In a retrospective review in The A.V. Club, Nathan Rabin writes "Like most Borsht-Belt shtick-slingers, Krusty is prickly and hard on the outside but soft, tender and sweet on the inside. Shtick without sentimentality is like lox without bagels and 'Like Father, Like Son' taps into a side of Krusty we seldom see: a lost little boy who never got over his father’s rejection and pines for what he sees as the domestic bliss of the Simpsons. As Lisa says with just the right note of sad, weary understanding, 'A man who envies our family is a man who needs help.'”

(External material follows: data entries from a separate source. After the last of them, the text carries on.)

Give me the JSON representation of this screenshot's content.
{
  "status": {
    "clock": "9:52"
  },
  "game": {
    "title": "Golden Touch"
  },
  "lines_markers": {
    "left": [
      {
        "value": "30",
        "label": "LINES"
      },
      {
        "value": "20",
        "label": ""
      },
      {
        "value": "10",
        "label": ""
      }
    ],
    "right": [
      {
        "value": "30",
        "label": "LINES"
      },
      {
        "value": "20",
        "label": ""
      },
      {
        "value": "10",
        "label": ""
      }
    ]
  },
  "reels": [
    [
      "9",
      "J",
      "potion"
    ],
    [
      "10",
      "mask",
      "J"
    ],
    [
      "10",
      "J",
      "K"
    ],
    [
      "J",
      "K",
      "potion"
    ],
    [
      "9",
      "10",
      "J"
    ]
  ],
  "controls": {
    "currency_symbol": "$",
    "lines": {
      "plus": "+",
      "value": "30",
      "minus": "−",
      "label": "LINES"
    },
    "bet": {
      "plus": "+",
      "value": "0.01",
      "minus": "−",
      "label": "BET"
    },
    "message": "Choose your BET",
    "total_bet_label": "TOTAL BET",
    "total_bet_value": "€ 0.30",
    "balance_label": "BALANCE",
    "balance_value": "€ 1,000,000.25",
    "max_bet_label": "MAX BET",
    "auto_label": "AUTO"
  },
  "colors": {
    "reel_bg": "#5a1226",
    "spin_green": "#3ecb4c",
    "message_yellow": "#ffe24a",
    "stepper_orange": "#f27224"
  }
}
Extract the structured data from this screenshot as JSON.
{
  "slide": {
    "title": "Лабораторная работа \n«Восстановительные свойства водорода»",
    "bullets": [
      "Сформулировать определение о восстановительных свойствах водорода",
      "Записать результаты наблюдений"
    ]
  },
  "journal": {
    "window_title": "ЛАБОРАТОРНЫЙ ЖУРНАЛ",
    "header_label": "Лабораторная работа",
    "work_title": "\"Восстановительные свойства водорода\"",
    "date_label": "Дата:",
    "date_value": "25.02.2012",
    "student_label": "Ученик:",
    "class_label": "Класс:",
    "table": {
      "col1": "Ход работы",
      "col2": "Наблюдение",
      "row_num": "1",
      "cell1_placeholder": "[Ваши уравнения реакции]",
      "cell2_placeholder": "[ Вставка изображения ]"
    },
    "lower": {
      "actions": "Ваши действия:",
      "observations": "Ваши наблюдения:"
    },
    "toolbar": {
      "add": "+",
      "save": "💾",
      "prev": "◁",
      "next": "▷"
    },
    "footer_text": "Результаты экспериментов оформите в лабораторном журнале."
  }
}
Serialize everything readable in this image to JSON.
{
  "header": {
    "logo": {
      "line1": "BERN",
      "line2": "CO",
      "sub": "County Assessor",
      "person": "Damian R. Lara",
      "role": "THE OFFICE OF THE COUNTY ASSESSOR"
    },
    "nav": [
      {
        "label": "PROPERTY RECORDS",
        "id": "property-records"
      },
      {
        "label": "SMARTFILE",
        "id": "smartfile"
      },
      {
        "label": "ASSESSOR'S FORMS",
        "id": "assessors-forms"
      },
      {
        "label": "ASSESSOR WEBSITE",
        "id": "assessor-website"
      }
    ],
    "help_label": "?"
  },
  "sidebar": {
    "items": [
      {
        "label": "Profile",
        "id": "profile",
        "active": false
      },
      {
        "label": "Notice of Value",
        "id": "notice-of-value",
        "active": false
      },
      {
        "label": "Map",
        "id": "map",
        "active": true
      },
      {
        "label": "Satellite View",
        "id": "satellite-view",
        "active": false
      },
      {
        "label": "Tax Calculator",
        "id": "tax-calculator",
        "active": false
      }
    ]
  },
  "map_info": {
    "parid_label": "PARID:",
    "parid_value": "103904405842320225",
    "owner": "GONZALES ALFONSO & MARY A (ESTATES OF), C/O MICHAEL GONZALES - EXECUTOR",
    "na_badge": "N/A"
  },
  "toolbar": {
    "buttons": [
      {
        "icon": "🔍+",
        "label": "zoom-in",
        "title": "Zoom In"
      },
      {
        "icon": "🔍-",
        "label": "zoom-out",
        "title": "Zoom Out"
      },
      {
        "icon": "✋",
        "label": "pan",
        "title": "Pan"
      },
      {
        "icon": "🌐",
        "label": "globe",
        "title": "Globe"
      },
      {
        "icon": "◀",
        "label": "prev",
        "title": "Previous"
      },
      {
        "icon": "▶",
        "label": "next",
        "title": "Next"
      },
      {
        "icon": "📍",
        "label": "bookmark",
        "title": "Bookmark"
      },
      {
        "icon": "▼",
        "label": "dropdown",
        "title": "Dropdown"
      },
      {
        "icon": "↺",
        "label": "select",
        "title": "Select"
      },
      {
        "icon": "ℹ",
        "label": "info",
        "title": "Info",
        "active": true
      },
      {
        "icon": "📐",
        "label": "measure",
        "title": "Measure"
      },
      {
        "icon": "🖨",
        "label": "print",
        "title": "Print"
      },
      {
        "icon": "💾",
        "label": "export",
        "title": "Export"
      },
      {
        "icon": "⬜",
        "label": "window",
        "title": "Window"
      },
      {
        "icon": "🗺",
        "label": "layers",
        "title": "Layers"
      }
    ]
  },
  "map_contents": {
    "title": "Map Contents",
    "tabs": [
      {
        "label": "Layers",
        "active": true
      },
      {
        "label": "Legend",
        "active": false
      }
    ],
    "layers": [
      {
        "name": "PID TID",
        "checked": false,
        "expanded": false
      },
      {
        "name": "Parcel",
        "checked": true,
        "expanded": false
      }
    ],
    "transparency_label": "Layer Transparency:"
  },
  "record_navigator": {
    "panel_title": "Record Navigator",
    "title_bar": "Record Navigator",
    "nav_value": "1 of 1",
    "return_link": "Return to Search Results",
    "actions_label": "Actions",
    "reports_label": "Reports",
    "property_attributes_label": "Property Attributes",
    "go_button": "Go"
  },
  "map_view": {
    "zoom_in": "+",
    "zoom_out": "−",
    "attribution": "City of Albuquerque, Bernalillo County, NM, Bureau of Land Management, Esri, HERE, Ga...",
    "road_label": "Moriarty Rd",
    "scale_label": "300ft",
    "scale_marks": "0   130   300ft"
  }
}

In his 2018 memoir Springfield Confidential, Simpsons season 3 showrunner Mike Reiss named the episode as one of four that broke new ground, alongside "Moaning Lisa", "Homer at the Bat" and the original "Treehouse of Horror". Reiss noted how the episode established several new precedents for the show: it centered on a secondary character, it focused on a non-Christian religion and expert consultants were involved in the writing of the religious debate between the Rabbi and Bart.